The European Parliament took a significant step this month to bring about potentially transformative changes within the music streaming industry. Members of the European Parliament (MEPs) voted with a resounding majority of 532 votes in favour and 61 against (with 33 abstentions) in favour of a resolution calling for new EU rules to “ensure a fair, inclusive and sustainable ecosystem”.
A revenue distribution model perceived as resulting in unjust compensation for smaller, growing artists.
MEPs have called upon major music streaming platforms to rectify the "imbalance in revenue allocation" and ensure just remuneration for artists. The resolution emphasised the absence of existing EU regulations overseeing music streaming platforms, despite their widespread use as the primary method of music consumption. MEPs advocated for the re-evaluation of outdated "pre-digital" royalty rates, urging the industry to explore fairer models of streaming revenue allocation, such as pro-rata and user-centric approaches.
A perceived lack of cultural diversity and a need for better promotion of “local” performers in the music streaming industry (particularly music not in the English language).
The proposal seeks to enhance the visibility and accessibility of European musical works in particular, while also addressing the overwhelming volume of content added to streaming services.
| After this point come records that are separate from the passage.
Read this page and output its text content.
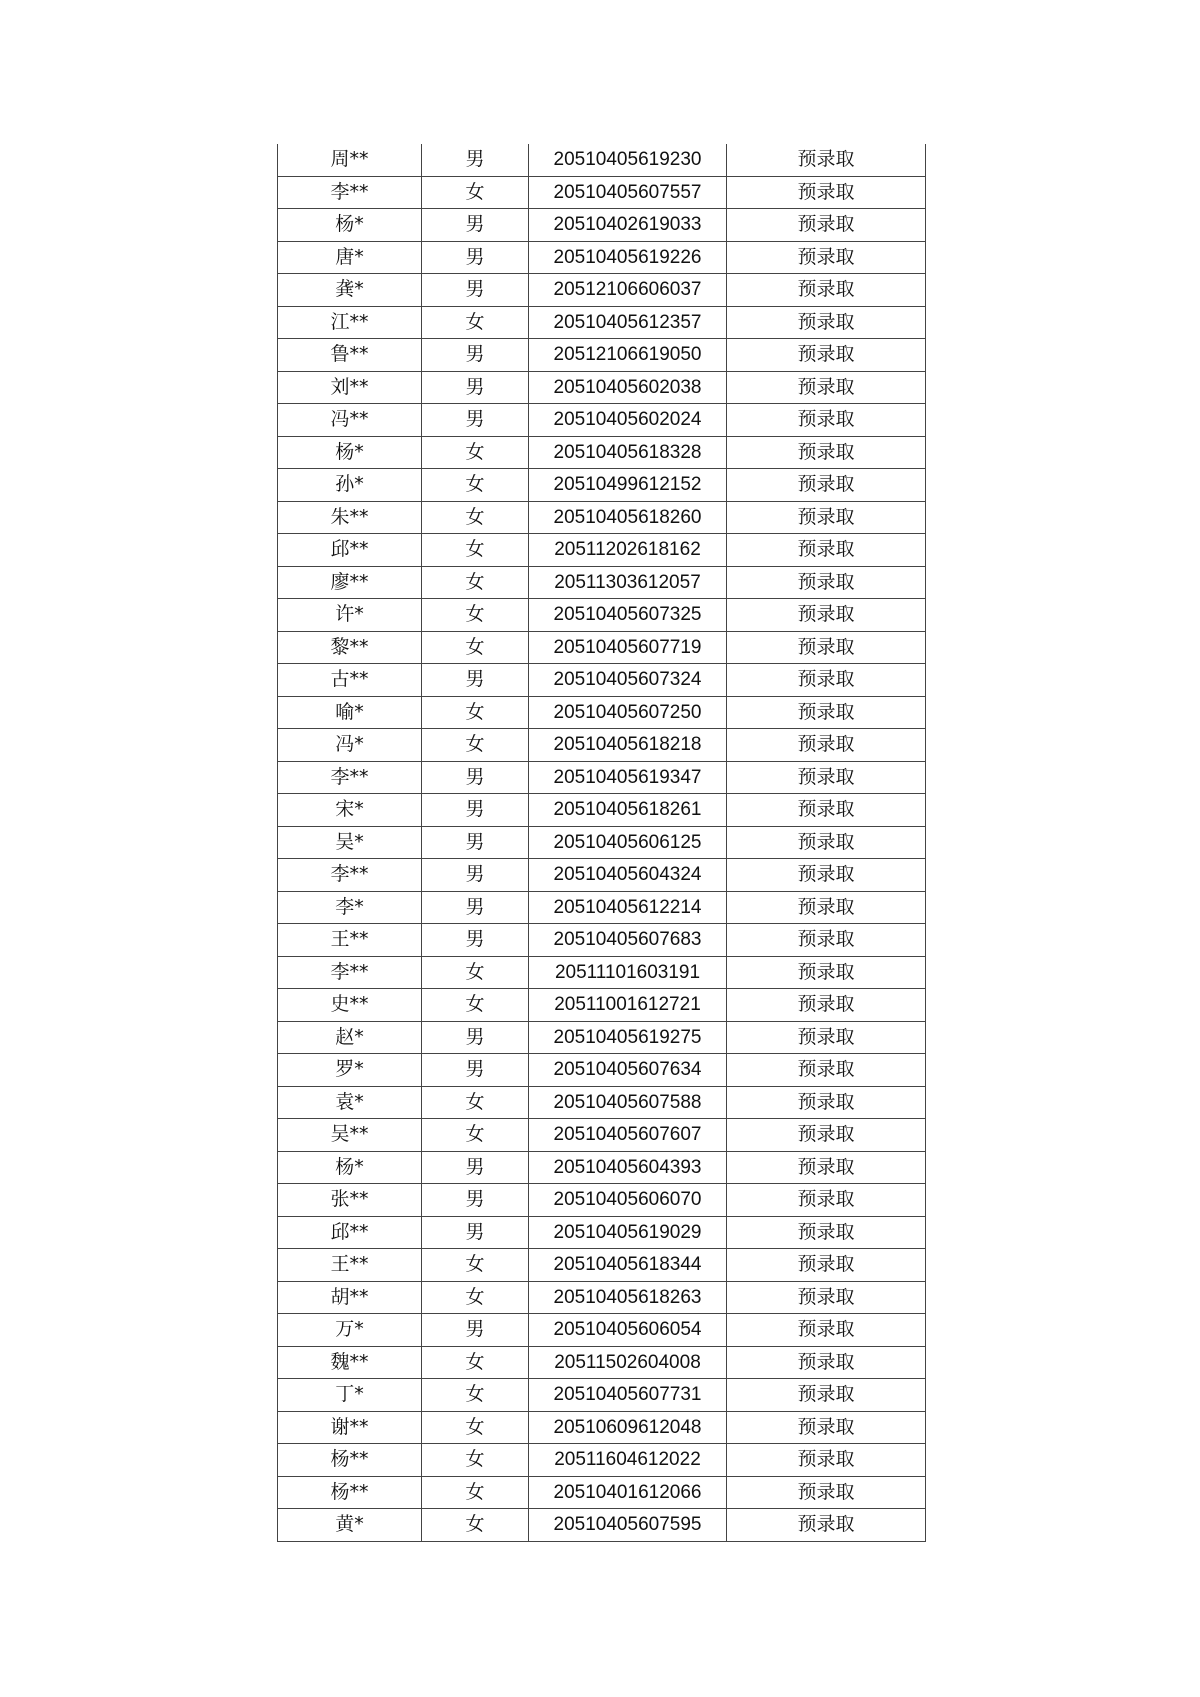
周**	男	20510405619230	预录取
李**	女	20510405607557	预录取
杨*	男	20510402619033	预录取
唐*	男	20510405619226	预录取
龚*	男	20512106606037	预录取
江**	女	20510405612357	预录取
鲁**	男	20512106619050	预录取
刘**	男	20510405602038	预录取
冯**	男	20510405602024	预录取
杨*	女	20510405618328	预录取
孙*	女	20510499612152	预录取
朱**	女	20510405618260	预录取
邱**	女	20511202618162	预录取
廖**	女	20511303612057	预录取
许*	女	20510405607325	预录取
黎**	女	20510405607719	预录取
古**	男	20510405607324	预录取
喻*	女	20510405607250	预录取
冯*	女	20510405618218	预录取
李**	男	20510405619347	预录取
宋*	男	20510405618261	预录取
吴*	男	20510405606125	预录取
李**	男	20510405604324	预录取
李*	男	20510405612214	预录取
王**	男	20510405607683	预录取
李**	女	20511101603191	预录取
史**	女	20511001612721	预录取
赵*	男	20510405619275	预录取
罗*	男	20510405607634	预录取
袁*	女	20510405607588	预录取
吴**	女	20510405607607	预录取
杨*	男	20510405604393	预录取
张**	男	20510405606070	预录取
邱**	男	20510405619029	预录取
王**	女	20510405618344	预录取
胡**	女	20510405618263	预录取
万*	男	20510405606054	预录取
魏**	女	20511502604008	预录取
丁*	女	20510405607731	预录取
谢**	女	20510609612048	预录取
杨**	女	20511604612022	预录取
杨**	女	20510401612066	预录取
黄*	女	20510405607595	预录取
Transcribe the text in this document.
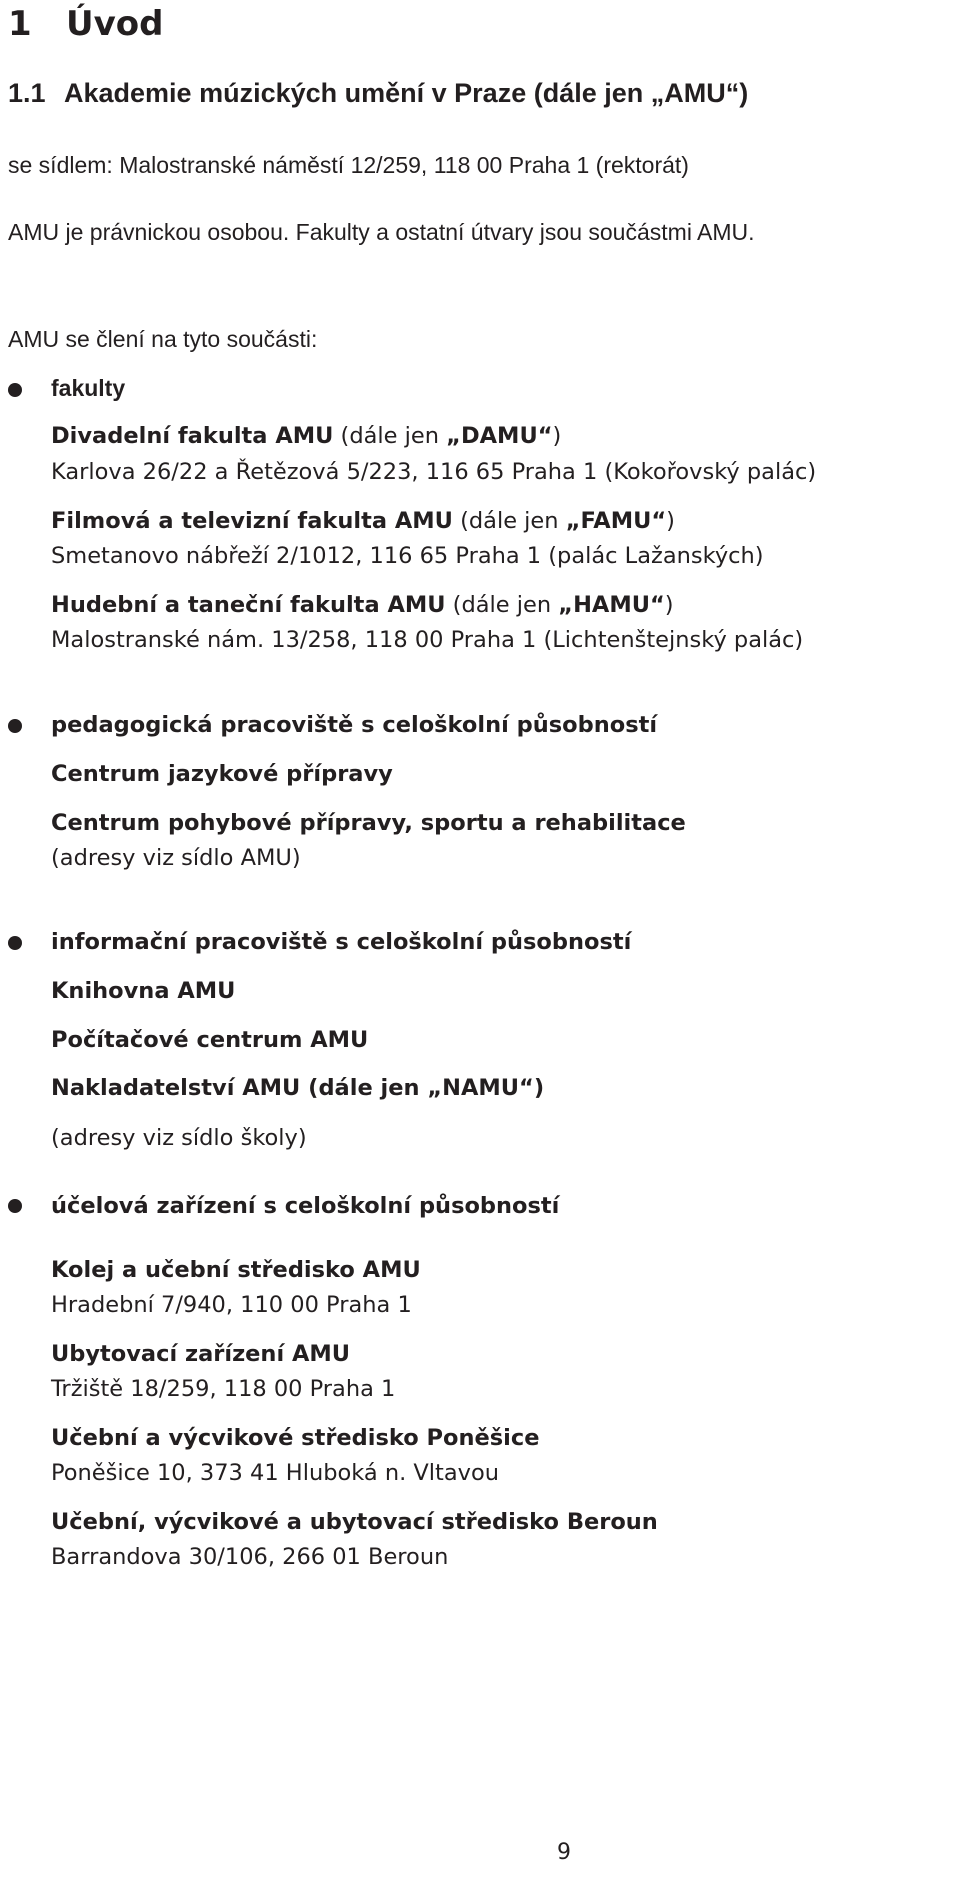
1 Úvod
1.1 Akademie múzických umění v Praze (dále jen „AMU“)
se sídlem: Malostranské náměstí 12/259, 118 00 Praha 1 (rektorát)
AMU je právnickou osobou. Fakulty a ostatní útvary jsou součástmi AMU.
AMU se člení na tyto součásti:
fakulty
Divadelní fakulta AMU (dále jen „DAMU“)
Karlova 26/22 a Řetězová 5/223, 116 65 Praha 1 (Kokořovský palác)
Filmová a televizní fakulta AMU (dále jen „FAMU“)
Smetanovo nábřeží 2/1012, 116 65 Praha 1 (palác Lažanských)
Hudební a taneční fakulta AMU (dále jen „HAMU“)
Malostranské nám. 13/258, 118 00 Praha 1 (Lichtenštejnský palác)
pedagogická pracoviště s celoškolní působností
Centrum jazykové přípravy
Centrum pohybové přípravy, sportu a rehabilitace
(adresy viz sídlo AMU)
informační pracoviště s celoškolní působností
Knihovna AMU
Počítačové centrum AMU
Nakladatelství AMU (dále jen „NAMU“)
(adresy viz sídlo školy)
účelová zařízení s celoškolní působností
Kolej a učební středisko AMU
Hradební 7/940, 110 00 Praha 1
Ubytovací zařízení AMU
Tržiště 18/259, 118 00 Praha 1
Učební a výcvikové středisko Poněšice
Poněšice 10, 373 41 Hluboká n. Vltavou
Učební, výcvikové a ubytovací středisko Beroun
Barrandova 30/106, 266 01 Beroun
9
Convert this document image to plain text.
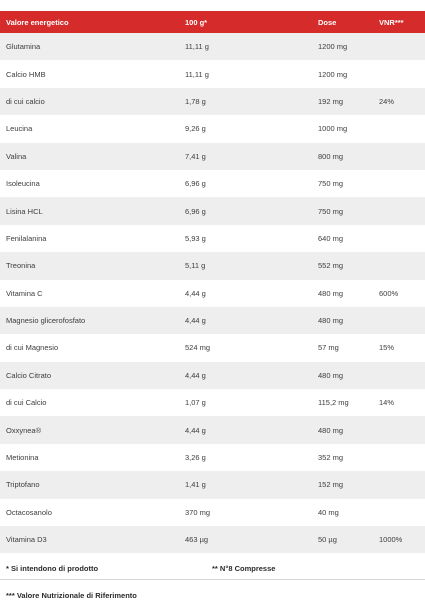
Valore energetico	100 g*	Dose	VNR***
Glutamina	11,11 g	1200 mg	
Calcio HMB	11,11 g	1200 mg	
di cui calcio	1,78 g	192 mg	24%
Leucina	9,26 g	1000 mg	
Valina	7,41 g	800 mg	
Isoleucina	6,96 g	750 mg	
Lisina HCL	6,96 g	750 mg	
Fenilalanina	5,93 g	640 mg	
Treonina	5,11 g	552 mg	
Vitamina C	4,44 g	480 mg	600%
Magnesio glicerofosfato	4,44 g	480 mg	
di cui Magnesio	524 mg	57 mg	15%
Calcio Citrato	4,44 g	480 mg	
di cui Calcio	1,07 g	115,2 mg	14%
Oxxynea®	4,44 g	480 mg	
Metionina	3,26 g	352 mg	
Triptofano	1,41 g	152 mg	
Octacosanolo	370 mg	40 mg	
Vitamina D3	463 µg	50 µg	1000%
* Si intendono di prodotto	** N°8 Compresse
*** Valore Nutrizionale di Riferimento
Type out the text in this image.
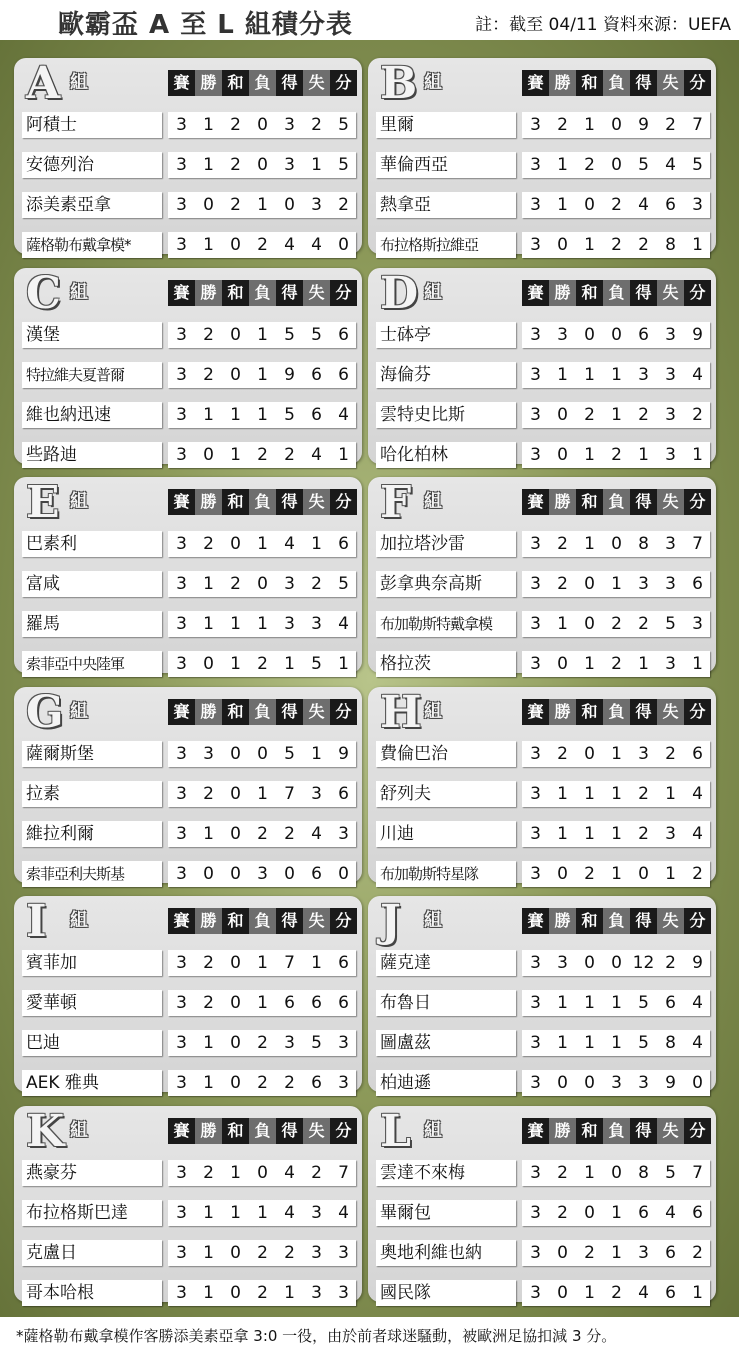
歐霸盃 A 至 L 組積分表	註：截至 04/11 資料來源：UEFA
A 組	賽 勝 和 負 得 失 分
阿積士	3 1 2 0 3 2 5
安德列治	3 1 2 0 3 1 5
添美素亞拿	3 0 2 1 0 3 2
薩格勒布戴拿模*	3 1 0 2 4 4 0
B 組	賽 勝 和 負 得 失 分
里爾	3 2 1 0 9 2 7
華倫西亞	3 1 2 0 5 4 5
熱拿亞	3 1 0 2 4 6 3
布拉格斯拉維亞	3 0 1 2 2 8 1
C 組	賽 勝 和 負 得 失 分
漢堡	3 2 0 1 5 5 6
特拉維夫夏普爾	3 2 0 1 9 6 6
維也納迅速	3 1 1 1 5 6 4
些路迪	3 0 1 2 2 4 1
D 組	賽 勝 和 負 得 失 分
士砵亭	3 3 0 0 6 3 9
海倫芬	3 1 1 1 3 3 4
雲特史比斯	3 0 2 1 2 3 2
哈化柏林	3 0 1 2 1 3 1
E 組	賽 勝 和 負 得 失 分
巴素利	3 2 0 1 4 1 6
富咸	3 1 2 0 3 2 5
羅馬	3 1 1 1 3 3 4
索菲亞中央陸軍	3 0 1 2 1 5 1
F 組	賽 勝 和 負 得 失 分
加拉塔沙雷	3 2 1 0 8 3 7
彭拿典奈高斯	3 2 0 1 3 3 6
布加勒斯特戴拿模	3 1 0 2 2 5 3
格拉茨	3 0 1 2 1 3 1
G 組	賽 勝 和 負 得 失 分
薩爾斯堡	3 3 0 0 5 1 9
拉素	3 2 0 1 7 3 6
維拉利爾	3 1 0 2 2 4 3
索菲亞利夫斯基	3 0 0 3 0 6 0
H 組	賽 勝 和 負 得 失 分
費倫巴治	3 2 0 1 3 2 6
舒列夫	3 1 1 1 2 1 4
川迪	3 1 1 1 2 3 4
布加勒斯特星隊	3 0 2 1 0 1 2
I 組	賽 勝 和 負 得 失 分
賓菲加	3 2 0 1 7 1 6
愛華頓	3 2 0 1 6 6 6
巴迪	3 1 0 2 3 5 3
AEK 雅典	3 1 0 2 2 6 3
J 組	賽 勝 和 負 得 失 分
薩克達	3 3 0 0 12 2 9
布魯日	3 1 1 1 5 6 4
圖盧茲	3 1 1 1 5 8 4
柏迪遜	3 0 0 3 3 9 0
K 組	賽 勝 和 負 得 失 分
燕豪芬	3 2 1 0 4 2 7
布拉格斯巴達	3 1 1 1 4 3 4
克盧日	3 1 0 2 2 3 3
哥本哈根	3 1 0 2 1 3 3
L 組	賽 勝 和 負 得 失 分
雲達不來梅	3 2 1 0 8 5 7
畢爾包	3 2 0 1 6 4 6
奧地利維也納	3 0 2 1 3 6 2
國民隊	3 0 1 2 4 6 1
*薩格勒布戴拿模作客勝添美素亞拿 3:0 一役，由於前者球迷騷動，被歐洲足協扣減 3 分。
MEPs have suggested there should be greater focus on independent artists from a larger pool of genres and languages in order to promote diversity. European Parliament member, Ibán García del Blanco, stressed the importance of amplifying the concerns of European creators, prioritising cultural diversity and equitable compensation for authors:
“The Parliament is giving voice to the concerns of European creators, who are at the heart of the music streaming market. Cultural diversity and ensuring that authors are credited and fairly paid has always been our priority; this is why we ask for rules that ensure algorithms and recommendation tools used by music streaming services are transparent as well as in their use of AI tools, placing European authors at the centre”.
Fraudulent activities on streaming platforms diverting royalties from genuine players.
The European Parliament additionally called for transparency in streaming platforms' algorithms and recommendation tools to curb unfair practices like the manipulation of streaming figures and streaming fraud (for example, when bad actors use bots or other means to artificially inflate the number of streams for particular tracks). The industry will, no doubt, welcome moves from the European Parliament to tackle this sort of fraudulent behaviour on streaming sites.
The impact of AI-generated content on the revenues and discoverability opportunities for human artists.
Building on the EU's Artificial Intelligence Act, MEPs proposed the introduction of a label to identify songs generated by AI. The resolution also advocates for measures to combat the use of AI “deepfakes” that feature an artist’s likeness without permission. It calls for deployment of ‘identification tools’ to detect these deepfakes.
This resolution does not immediately result in legislation, but this vote is an interesting step toward initiating potentially widespread changes for music streaming within the EU.
This resolution comes against the background of similar concerns in the UK, and the Intellectual Property Office has recently published a Voluntary Code of Good Practice on Transparency in Music Streaming. It follows the recommendations of the Culture, Media and Sport Select Committee’s Inquiry into Music Streaming. It sets out agreed standards of good practice, forming part of a shared ambition across the music industry to build greater trust in music-maker contracts, streaming licensing deals, royalty payments, usage data, audit rights, and communication to music creators.